Mais les résultats tombent. Alors l’adrénaline masque le reste. Elle manque des cours parce qu’elle court en équipe de France. Elle réussit quand même. Elle avance. Toujours plus vite. Toujours plus haut. Jusqu’aux Championnats du monde en Australie, en septembre 2022.

Puis elle rentre. Décalage horaire massif. Fatigue accumulée. Et presque immédiatement, le supérieur. Nancy. Une chambre de 12 mètres carrés. Elle a manqué la semaine d’intégration. Les groupes sont déjà formés. Tout le monde se connaît. Elle arrive seule après avoir vécu à l’autre bout du monde l’un des moments sportifs les plus forts de sa jeune vie. Et le corps présente la facture.

« J’ÉTAIS UN ZOMBIE »

De septembre à décembre 2022, Lise traverse ce qu’elle reconnaît aujourd’hui comme un premier véritable effondrement psychologique.
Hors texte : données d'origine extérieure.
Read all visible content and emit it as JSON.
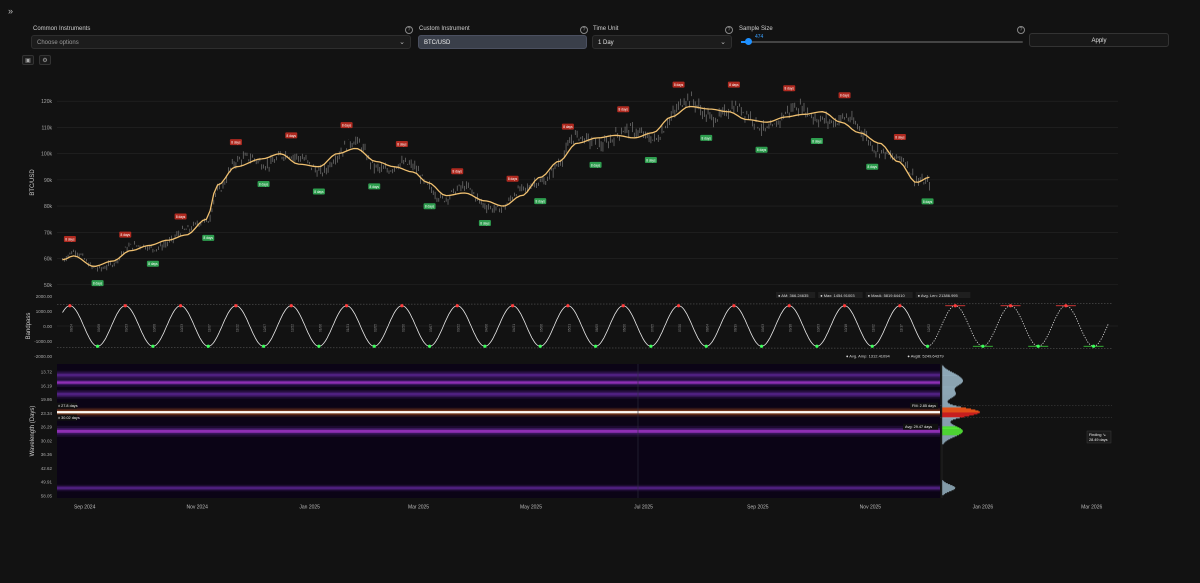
{
  "expand_label": "»",
  "controls": {
    "common": {
      "label": "Common Instruments",
      "placeholder": "Choose options"
    },
    "custom": {
      "label": "Custom Instrument",
      "value": "BTC/USD"
    },
    "time_unit": {
      "label": "Time Unit",
      "value": "1 Day"
    },
    "sample": {
      "label": "Sample Size",
      "value": "474",
      "fraction": 0.025
    },
    "apply_label": "Apply",
    "help_glyph": "?"
  },
  "colors": {
    "accent": "#1e90ff",
    "bull": "#2e9e4f",
    "bear": "#b02a20",
    "price_line": "#f0c070"
  },
  "chart_data": [
    {
      "type": "line",
      "name": "price",
      "ylabel": "BTC/USD",
      "ylim": [
        48000,
        130000
      ],
      "yticks": [
        50000,
        60000,
        70000,
        80000,
        90000,
        100000,
        110000,
        120000
      ],
      "ytick_labels": [
        "50k",
        "60k",
        "70k",
        "80k",
        "90k",
        "100k",
        "110k",
        "120k"
      ],
      "x": [
        "2024-08-20",
        "2024-08-26",
        "2024-09-06",
        "2024-09-16",
        "2024-09-26",
        "2024-10-06",
        "2024-10-16",
        "2024-10-26",
        "2024-11-06",
        "2024-11-12",
        "2024-11-22",
        "2024-12-06",
        "2024-12-16",
        "2024-12-26",
        "2025-01-06",
        "2025-01-16",
        "2025-01-26",
        "2025-02-06",
        "2025-02-16",
        "2025-02-26",
        "2025-03-06",
        "2025-03-16",
        "2025-03-26",
        "2025-04-06",
        "2025-04-16",
        "2025-04-26",
        "2025-05-06",
        "2025-05-16",
        "2025-05-26",
        "2025-06-06",
        "2025-06-16",
        "2025-06-26",
        "2025-07-06",
        "2025-07-16",
        "2025-07-26",
        "2025-08-06",
        "2025-08-16",
        "2025-08-26",
        "2025-09-06",
        "2025-09-16",
        "2025-09-26",
        "2025-10-06",
        "2025-10-16",
        "2025-10-26",
        "2025-11-06",
        "2025-11-16",
        "2025-11-26",
        "2025-12-03"
      ],
      "y": [
        59500,
        61000,
        57000,
        59000,
        63000,
        65000,
        67000,
        69000,
        75000,
        88000,
        95000,
        98000,
        100000,
        96000,
        95000,
        100000,
        102000,
        97000,
        95000,
        93000,
        89000,
        84000,
        85000,
        82000,
        80000,
        84000,
        91000,
        97000,
        104000,
        106000,
        107000,
        106000,
        108000,
        114000,
        118000,
        117000,
        116000,
        113000,
        112000,
        114000,
        115000,
        116000,
        112000,
        108000,
        104000,
        97000,
        89000,
        91000
      ],
      "cycle_markers": {
        "top_label": "8 days",
        "bottom_label": "8 days"
      }
    },
    {
      "type": "line",
      "name": "bandpass",
      "ylabel": "Bandpass",
      "ylim": [
        -2000,
        2000
      ],
      "yticks": [
        2000,
        1000,
        0,
        -1000,
        -2000
      ],
      "ytick_labels": [
        "2000.00",
        "1000.00",
        "0.00",
        "-1000.00",
        "-2000.00"
      ],
      "period_days": 30,
      "amplitude": 1350,
      "stats_top": [
        {
          "key": "AM:",
          "value": "366.24635"
        },
        {
          "key": "Max:",
          "value": "1454.91003"
        },
        {
          "key": "MaxA:",
          "value": "5819.64410"
        },
        {
          "key": "Avg. Len:",
          "value": "21386.995"
        }
      ],
      "stats_bottom": [
        {
          "key": "Avg. Amp:",
          "value": "1312.41094"
        },
        {
          "key": "AvgB:",
          "value": "5249.64379"
        }
      ]
    },
    {
      "type": "heatmap",
      "name": "wavelength",
      "ylabel": "Wavelength (Days)",
      "yticks": [
        "13.72",
        "16.19",
        "19.86",
        "23.34",
        "26.29",
        "30.02",
        "36.36",
        "42.62",
        "49.91",
        "58.05"
      ],
      "bands": [
        {
          "day": 29.9,
          "intensity": 1.0,
          "width": 4
        },
        {
          "day": 36.6,
          "intensity": 0.55,
          "width": 5
        },
        {
          "day": 19.5,
          "intensity": 0.45,
          "width": 4
        },
        {
          "day": 23.6,
          "intensity": 0.35,
          "width": 4
        },
        {
          "day": 16.9,
          "intensity": 0.3,
          "width": 4
        },
        {
          "day": 56.5,
          "intensity": 0.35,
          "width": 3
        }
      ],
      "markers": {
        "upper": "± 27.8 days",
        "lower": "± 30.02 days"
      },
      "annotations": {
        "fm": "FM: 2.85 days",
        "avg": "Avg: 29.47 days"
      },
      "finding": {
        "title": "Finding ↘",
        "value": "28.49 days"
      }
    }
  ],
  "x_axis": {
    "labels": [
      "Sep 2024",
      "Nov 2024",
      "Jan 2025",
      "Mar 2025",
      "May 2025",
      "Jul 2025",
      "Sep 2025",
      "Nov 2025",
      "Jan 2026",
      "Mar 2026"
    ],
    "dates": [
      "2024-09-01",
      "2024-11-01",
      "2025-01-01",
      "2025-03-01",
      "2025-05-01",
      "2025-07-01",
      "2025-09-01",
      "2025-11-01",
      "2026-01-01",
      "2026-03-01"
    ]
  }
}
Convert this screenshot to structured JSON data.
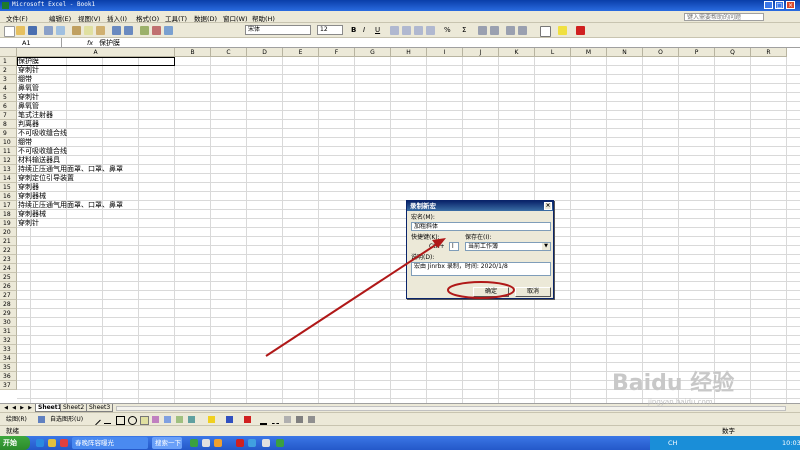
{
  "window": {
    "title": "Microsoft Excel - Book1",
    "minimize": "_",
    "restore": "□",
    "close": "×"
  },
  "menu": {
    "items": [
      "文件(F)",
      "编辑(E)",
      "视图(V)",
      "插入(I)",
      "格式(O)",
      "工具(T)",
      "数据(D)",
      "窗口(W)",
      "帮助(H)"
    ],
    "help_placeholder": "键入需要帮助的问题"
  },
  "toolbar": {
    "font": "宋体",
    "font_size": "12",
    "bold": "B",
    "italic": "I",
    "underline": "U",
    "percent": "%",
    "sum": "Σ"
  },
  "formula_bar": {
    "cell_ref": "A1",
    "fx": "fx",
    "content": "保护膜"
  },
  "grid": {
    "columns": [
      "A",
      "B",
      "C",
      "D",
      "E",
      "F",
      "G",
      "H",
      "I",
      "J",
      "K",
      "L",
      "M",
      "N",
      "O",
      "P",
      "Q",
      "R"
    ],
    "rows": [
      "1",
      "2",
      "3",
      "4",
      "5",
      "6",
      "7",
      "8",
      "9",
      "10",
      "11",
      "12",
      "13",
      "14",
      "15",
      "16",
      "17",
      "18",
      "19",
      "20",
      "21",
      "22",
      "23",
      "24",
      "25",
      "26",
      "27",
      "28",
      "29",
      "30",
      "31",
      "32",
      "33",
      "34",
      "35",
      "36",
      "37"
    ],
    "columnA": [
      "保护膜",
      "穿刺针",
      "绷带",
      "鼻氧管",
      "穿刺针",
      "鼻氧管",
      "笔式注射器",
      "判离器",
      "不可吸收缝合线",
      "绷带",
      "不可吸收缝合线",
      "材料输送器具",
      "持续正压通气用面罩、口罩、鼻罩",
      "穿刺定位引导装置",
      "穿刺器",
      "穿刺器械",
      "持续正压通气用面罩、口罩、鼻罩",
      "穿刺器械",
      "穿刺针"
    ]
  },
  "sheets": {
    "tabs": [
      "Sheet1",
      "Sheet2",
      "Sheet3"
    ],
    "active": 0
  },
  "drawing_toolbar": {
    "draw": "绘图(R)",
    "autoshapes": "自选图形(U)"
  },
  "status": {
    "left": "就绪",
    "right": "数字"
  },
  "dialog": {
    "title": "录制新宏",
    "macro_name_label": "宏名(M):",
    "macro_name_value": "加粗斜体",
    "shortcut_label": "快捷键(K):",
    "ctrl_label": "Ctrl+",
    "shortcut_value": "l",
    "store_label": "保存在(I):",
    "store_value": "当前工作簿",
    "desc_label": "说明(D):",
    "desc_value": "宏由 Jinrbx 录制，时间: 2020/1/8",
    "ok": "确定",
    "cancel": "取消"
  },
  "taskbar": {
    "start": "开始",
    "apps": [
      "春晚阵容曝光",
      "搜索一下"
    ],
    "tray_text": "CH",
    "clock": "10:03"
  },
  "watermark": {
    "text": "Baidu 经验",
    "sub": "jingyan.baidu.com"
  },
  "colors": {
    "annotation": "#b01818",
    "title_blue": "#0a246a"
  }
}
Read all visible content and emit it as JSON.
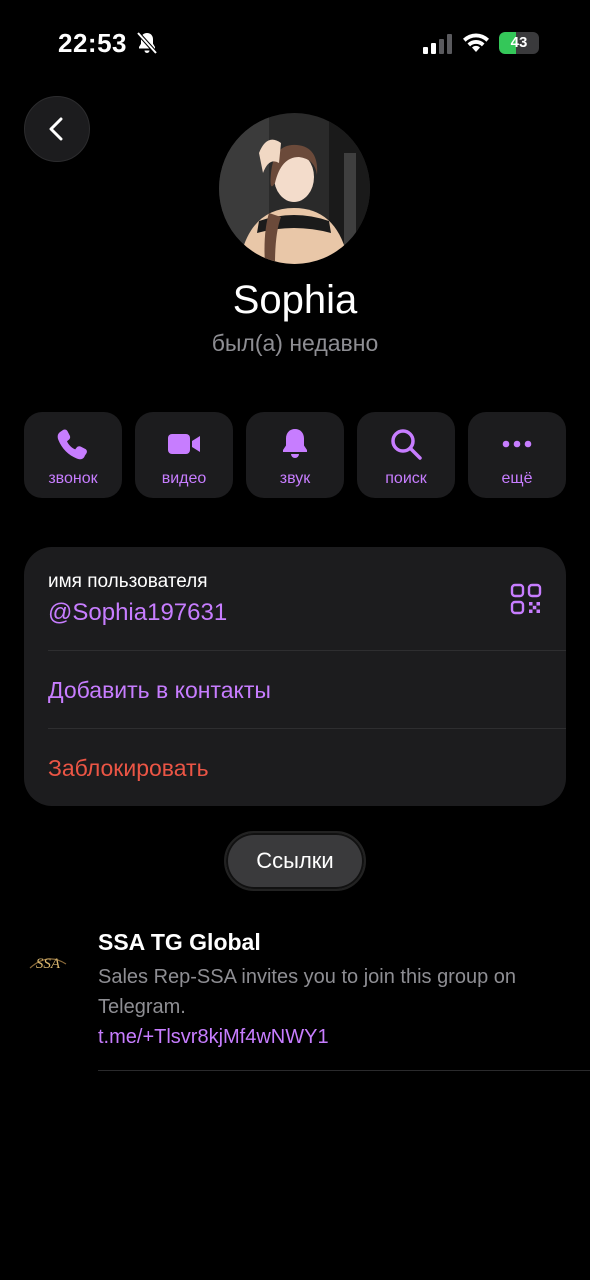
{
  "status_bar": {
    "time": "22:53",
    "battery_percent": 43,
    "battery_label": "43"
  },
  "profile": {
    "name": "Sophia",
    "status": "был(а) недавно"
  },
  "actions": [
    {
      "label": "звонок",
      "icon": "phone-icon"
    },
    {
      "label": "видео",
      "icon": "video-camera-icon"
    },
    {
      "label": "звук",
      "icon": "bell-icon"
    },
    {
      "label": "поиск",
      "icon": "search-icon"
    },
    {
      "label": "ещё",
      "icon": "more-dots-icon"
    }
  ],
  "info": {
    "username_caption": "имя пользователя",
    "username": "@Sophia197631",
    "add_contact": "Добавить в контакты",
    "block": "Заблокировать"
  },
  "links_tab": {
    "label": "Ссылки"
  },
  "links": [
    {
      "logo_text": "SSA",
      "title": "SSA TG Global",
      "description": "Sales Rep-SSA invites you to join this group on Telegram.",
      "url": "t.me/+Tlsvr8kjMf4wNWY1"
    }
  ],
  "colors": {
    "accent": "#c77dff",
    "danger": "#eb5545",
    "card": "#1c1c1e",
    "background": "#000000",
    "secondary_text": "#8e8e93",
    "battery": "#34c759"
  }
}
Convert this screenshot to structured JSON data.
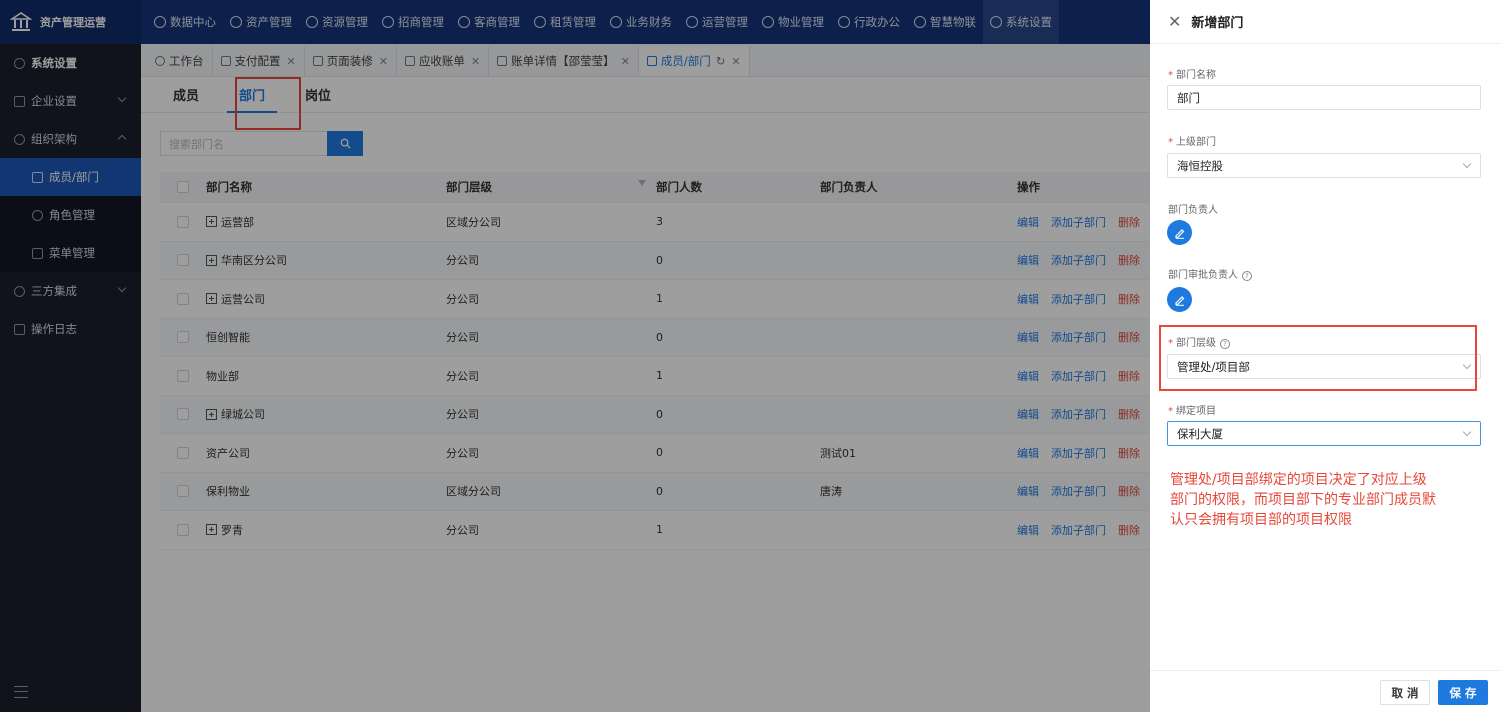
{
  "brand": {
    "name": "资产管理运营",
    "icon": "building-icon"
  },
  "topnav": [
    {
      "label": "数据中心",
      "icon": "clock-icon"
    },
    {
      "label": "资产管理",
      "icon": "cube-icon"
    },
    {
      "label": "资源管理",
      "icon": "grid-icon"
    },
    {
      "label": "招商管理",
      "icon": "diamond-icon"
    },
    {
      "label": "客商管理",
      "icon": "users-icon"
    },
    {
      "label": "租赁管理",
      "icon": "home-icon"
    },
    {
      "label": "业务财务",
      "icon": "coin-icon"
    },
    {
      "label": "运营管理",
      "icon": "chart-icon"
    },
    {
      "label": "物业管理",
      "icon": "building-icon"
    },
    {
      "label": "行政办公",
      "icon": "monitor-icon"
    },
    {
      "label": "智慧物联",
      "icon": "iot-icon"
    },
    {
      "label": "系统设置",
      "icon": "gear-icon"
    }
  ],
  "sidebar": {
    "title": "系统设置",
    "items": [
      {
        "label": "企业设置"
      },
      {
        "label": "组织架构"
      },
      {
        "label": "成员/部门"
      },
      {
        "label": "角色管理"
      },
      {
        "label": "菜单管理"
      },
      {
        "label": "三方集成"
      },
      {
        "label": "操作日志"
      }
    ]
  },
  "tabs": [
    {
      "label": "工作台"
    },
    {
      "label": "支付配置"
    },
    {
      "label": "页面装修"
    },
    {
      "label": "应收账单"
    },
    {
      "label": "账单详情【邵莹莹】"
    },
    {
      "label": "成员/部门"
    }
  ],
  "subtabs": [
    "成员",
    "部门",
    "岗位"
  ],
  "search": {
    "placeholder": "搜索部门名"
  },
  "table": {
    "headers": [
      "部门名称",
      "部门层级",
      "部门人数",
      "部门负责人",
      "操作"
    ],
    "ops": [
      "编辑",
      "添加子部门",
      "删除"
    ],
    "rows": [
      {
        "name": "运营部",
        "level": "区域分公司",
        "count": "3",
        "head": "",
        "expand": true
      },
      {
        "name": "华南区分公司",
        "level": "分公司",
        "count": "0",
        "head": "",
        "expand": true
      },
      {
        "name": "运营公司",
        "level": "分公司",
        "count": "1",
        "head": "",
        "expand": true
      },
      {
        "name": "恒创智能",
        "level": "分公司",
        "count": "0",
        "head": "",
        "expand": false
      },
      {
        "name": "物业部",
        "level": "分公司",
        "count": "1",
        "head": "",
        "expand": false
      },
      {
        "name": "绿城公司",
        "level": "分公司",
        "count": "0",
        "head": "",
        "expand": true
      },
      {
        "name": "资产公司",
        "level": "分公司",
        "count": "0",
        "head": "测试01",
        "expand": false
      },
      {
        "name": "保利物业",
        "level": "区域分公司",
        "count": "0",
        "head": "唐涛",
        "expand": false
      },
      {
        "name": "罗青",
        "level": "分公司",
        "count": "1",
        "head": "",
        "expand": true
      }
    ]
  },
  "drawer": {
    "title": "新增部门",
    "dept_name_label": "部门名称",
    "dept_name_value": "部门",
    "parent_label": "上级部门",
    "parent_value": "海恒控股",
    "head_label": "部门负责人",
    "approver_label": "部门审批负责人",
    "level_label": "部门层级",
    "level_value": "管理处/项目部",
    "project_label": "绑定项目",
    "project_value": "保利大厦",
    "cancel": "取 消",
    "save": "保 存"
  },
  "annotation": "管理处/项目部绑定的项目决定了对应上级部门的权限，而项目部下的专业部门成员默认只会拥有项目部的项目权限",
  "colors": {
    "primary": "#1f7ae0",
    "nav": "#14357a",
    "sidebar": "#1a1f2e",
    "annotation": "#e8473a"
  }
}
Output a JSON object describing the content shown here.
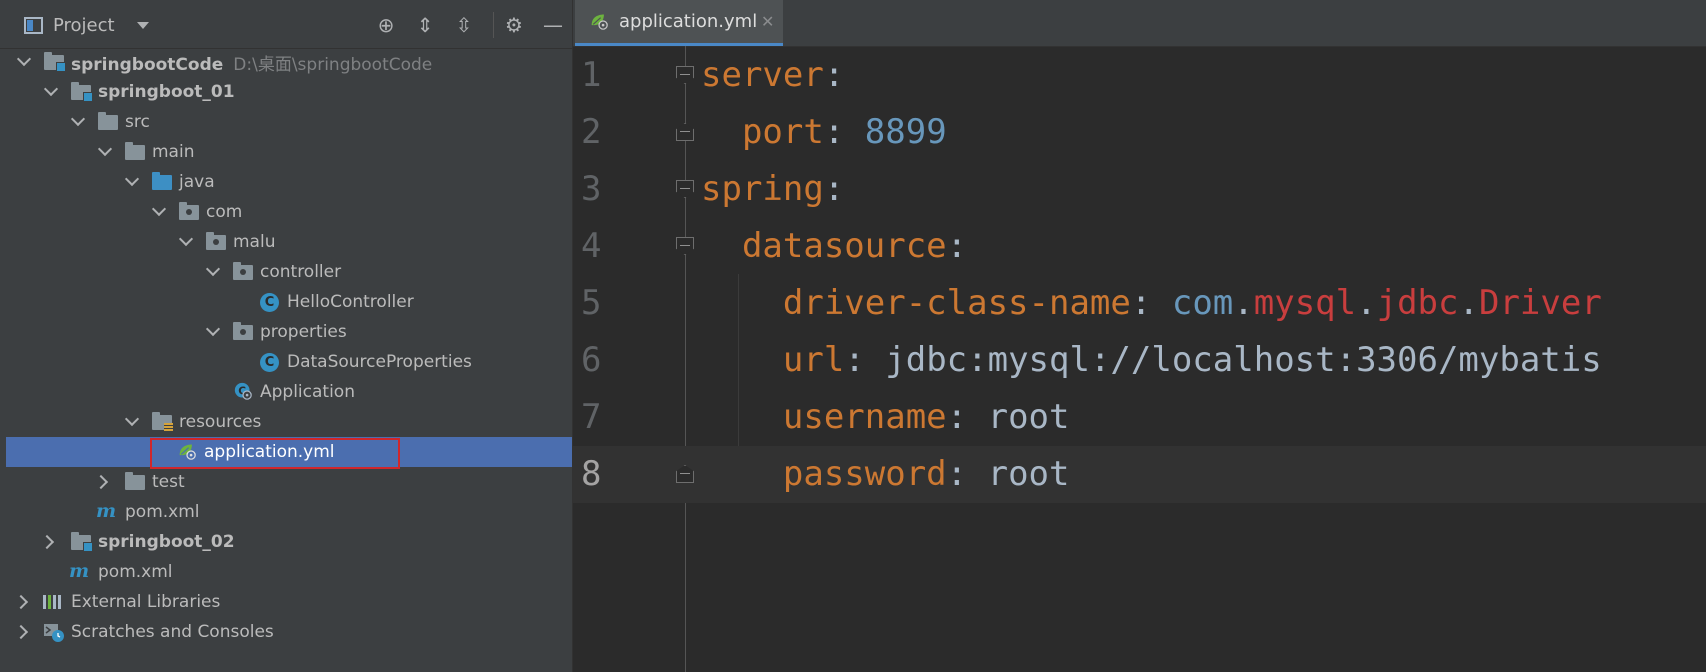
{
  "project_panel": {
    "title": "Project",
    "tools": {
      "locate": "⊕",
      "expand_all": "⇕",
      "collapse_all": "⇳",
      "settings": "⚙",
      "hide": "—"
    },
    "tree": [
      {
        "label": "springbootCode",
        "path": "D:\\桌面\\springbootCode"
      },
      {
        "label": "springboot_01"
      },
      {
        "label": "src"
      },
      {
        "label": "main"
      },
      {
        "label": "java"
      },
      {
        "label": "com"
      },
      {
        "label": "malu"
      },
      {
        "label": "controller"
      },
      {
        "label": "HelloController"
      },
      {
        "label": "properties"
      },
      {
        "label": "DataSourceProperties"
      },
      {
        "label": "Application"
      },
      {
        "label": "resources"
      },
      {
        "label": "application.yml"
      },
      {
        "label": "test"
      },
      {
        "label": "pom.xml"
      },
      {
        "label": "springboot_02"
      },
      {
        "label": "pom.xml"
      },
      {
        "label": "External Libraries"
      },
      {
        "label": "Scratches and Consoles"
      }
    ],
    "class_icon_letter": "C",
    "maven_icon_letter": "m"
  },
  "editor": {
    "tab": {
      "label": "application.yml",
      "close": "✕"
    },
    "line_numbers": [
      "1",
      "2",
      "3",
      "4",
      "5",
      "6",
      "7",
      "8"
    ],
    "lines": {
      "l1_key": "server",
      "l1_colon": ":",
      "l2_indent": "  ",
      "l2_key": "port",
      "l2_colon": ": ",
      "l2_val": "8899",
      "l3_key": "spring",
      "l3_colon": ":",
      "l4_indent": "  ",
      "l4_key": "datasource",
      "l4_colon": ":",
      "l5_indent": "    ",
      "l5_key": "driver-class-name",
      "l5_colon": ": ",
      "l5_v1": "com",
      "l5_d1": ".",
      "l5_v2": "mysql",
      "l5_d2": ".",
      "l5_v3": "jdbc",
      "l5_d3": ".",
      "l5_v4": "Driver",
      "l6_indent": "    ",
      "l6_key": "url",
      "l6_colon": ": ",
      "l6_val": "jdbc:mysql://localhost:3306/mybatis",
      "l7_indent": "    ",
      "l7_key": "username",
      "l7_colon": ": ",
      "l7_val": "root",
      "l8_indent": "    ",
      "l8_key": "password",
      "l8_colon": ": ",
      "l8_val": "root"
    }
  }
}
Sur le moment, elle parle peu. Elle s’isole. « J’allais en cours mais j’étais un zombie. Je rentrais directement. Parfois je mangeais plus, parfois je mangeais n’importe quoi. Je me suis vraiment isolée. »

Le soir, elle scrolle sur son téléphone. Longtemps. Trop longtemps. Elle dort parfois quatre heures. Le matin, elle se lève difficilement. Les journées perdent leur structure. Et surtout, elle ne trouve plus dans le vélo ce qu’elle y trouvait enfant.

L’automne arrive normalement avec la reprise de l’entraînement. Une sortie de deux heures reste supportable. Quatre heures suffisent parfois à casser l’envie du lendemain. « Je faisais quatre heures, je rentrais et je n’avais plus envie de rouler le lendemain. J’étais énervée, frustrée de ne plus réussir à m’entraîner. »

Il faut mesurer la violence symbolique de ce basculement. Le vélo avait toujours été l’endroit où Lise évacuait l’énergie. Il devenait soudain quelque chose qui en demandait davantage qu’elle ne pouvait en donner.

À ce moment-là, elle ne se dit pourtant pas qu’elle va arrêter. Les perspectives sont encore nombreuses. Les équipes professionnelles la suivent. La carrière semble devant elle. Elle ne rêve pas de tout abandonner. Elle voudrait simplement retrouver l’envie.

À Sciences Po, l’autre vélo de Lise a un clavier. Et il prend presque autant d’heures.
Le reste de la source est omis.